Question

The chord joining the points \( (5,5) \) and \( (11,227) \) on the curve \( y = 3x^2 - 11x - 15 \) is parallel to tangent at a point on the curve. The abscissa of the point is

• A. \( -4 \)
• B. \( 4 \)
• C. \( -8 \)
• D. \( 8 \)
• E. \( 6 \)

Hint:

Parallel lines have equal slopes — use this to link chord and tangent.

Answer 1

The Correct Option is D

Concept: If a chord is parallel to a tangent, then their slopes are equal.

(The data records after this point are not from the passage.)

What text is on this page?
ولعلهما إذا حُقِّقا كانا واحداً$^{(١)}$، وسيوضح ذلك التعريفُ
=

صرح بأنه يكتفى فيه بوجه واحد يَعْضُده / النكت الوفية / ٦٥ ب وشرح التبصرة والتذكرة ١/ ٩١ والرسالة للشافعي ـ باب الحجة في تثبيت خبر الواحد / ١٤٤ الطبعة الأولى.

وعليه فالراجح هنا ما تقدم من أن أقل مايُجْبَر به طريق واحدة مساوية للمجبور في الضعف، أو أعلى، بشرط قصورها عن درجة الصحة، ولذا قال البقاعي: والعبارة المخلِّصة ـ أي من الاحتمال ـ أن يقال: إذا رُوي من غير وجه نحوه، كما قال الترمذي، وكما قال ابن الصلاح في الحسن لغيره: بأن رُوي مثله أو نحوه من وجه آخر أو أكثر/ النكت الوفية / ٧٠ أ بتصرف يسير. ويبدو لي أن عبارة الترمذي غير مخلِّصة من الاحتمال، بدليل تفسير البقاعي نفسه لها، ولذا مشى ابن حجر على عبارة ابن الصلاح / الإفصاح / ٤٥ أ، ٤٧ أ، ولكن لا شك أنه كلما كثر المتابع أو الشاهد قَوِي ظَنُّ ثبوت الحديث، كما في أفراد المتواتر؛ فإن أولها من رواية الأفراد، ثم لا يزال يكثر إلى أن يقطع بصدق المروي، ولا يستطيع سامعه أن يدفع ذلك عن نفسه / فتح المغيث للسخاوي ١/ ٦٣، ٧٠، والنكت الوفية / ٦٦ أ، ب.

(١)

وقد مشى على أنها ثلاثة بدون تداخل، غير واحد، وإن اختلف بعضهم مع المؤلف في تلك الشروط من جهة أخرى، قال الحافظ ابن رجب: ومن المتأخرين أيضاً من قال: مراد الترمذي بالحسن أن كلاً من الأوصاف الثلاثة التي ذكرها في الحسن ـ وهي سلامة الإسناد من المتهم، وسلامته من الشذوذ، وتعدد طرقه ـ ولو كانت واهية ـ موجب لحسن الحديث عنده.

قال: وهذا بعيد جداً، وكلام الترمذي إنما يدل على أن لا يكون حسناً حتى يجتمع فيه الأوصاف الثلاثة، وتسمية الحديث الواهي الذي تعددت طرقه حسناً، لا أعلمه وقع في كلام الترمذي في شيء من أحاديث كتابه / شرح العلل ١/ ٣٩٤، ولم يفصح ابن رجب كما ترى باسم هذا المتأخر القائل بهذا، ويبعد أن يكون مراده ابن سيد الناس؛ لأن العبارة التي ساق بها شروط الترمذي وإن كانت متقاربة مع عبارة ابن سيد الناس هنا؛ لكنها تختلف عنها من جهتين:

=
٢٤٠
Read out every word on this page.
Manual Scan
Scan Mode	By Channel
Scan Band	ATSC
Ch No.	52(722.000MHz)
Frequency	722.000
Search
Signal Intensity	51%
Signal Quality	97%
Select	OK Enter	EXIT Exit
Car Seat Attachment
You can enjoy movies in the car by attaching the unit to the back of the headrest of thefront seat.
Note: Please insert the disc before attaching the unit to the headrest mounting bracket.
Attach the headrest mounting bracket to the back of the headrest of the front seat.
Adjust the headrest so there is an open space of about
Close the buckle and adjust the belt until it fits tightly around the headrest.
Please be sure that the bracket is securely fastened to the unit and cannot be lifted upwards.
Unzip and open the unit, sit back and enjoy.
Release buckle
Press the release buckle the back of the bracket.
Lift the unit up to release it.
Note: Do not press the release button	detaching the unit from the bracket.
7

Step 1: Find slope of the chord.
Points: \[ (5,5), \quad (11,227) \] Slope formula: \[ m = \frac{y_2 - y_1}{x_2 - x_1} \] \[ m = \frac{227 - 5}{11 - 5} \] \[ = \frac{222}{6} = 37 \]

Step 2: Differentiate the curve.
\[ y = 3x^2 - 11x - 15 \] \[ \frac{dy}{dx} = 6x - 11 \]

Step 3: Equate slope of tangent to chord.
\[ 6x - 11 = 37 \]

Step 4: Solve equation.
\[ 6x = 48 \] \[ x = 8 \]

Step 5: Interpretation.
At \( x = 8 \):
• Tangent slope = 37
• Same as chord slope
• Hence parallel

Step 6: Final Answer.
\[ \boxed{8} \]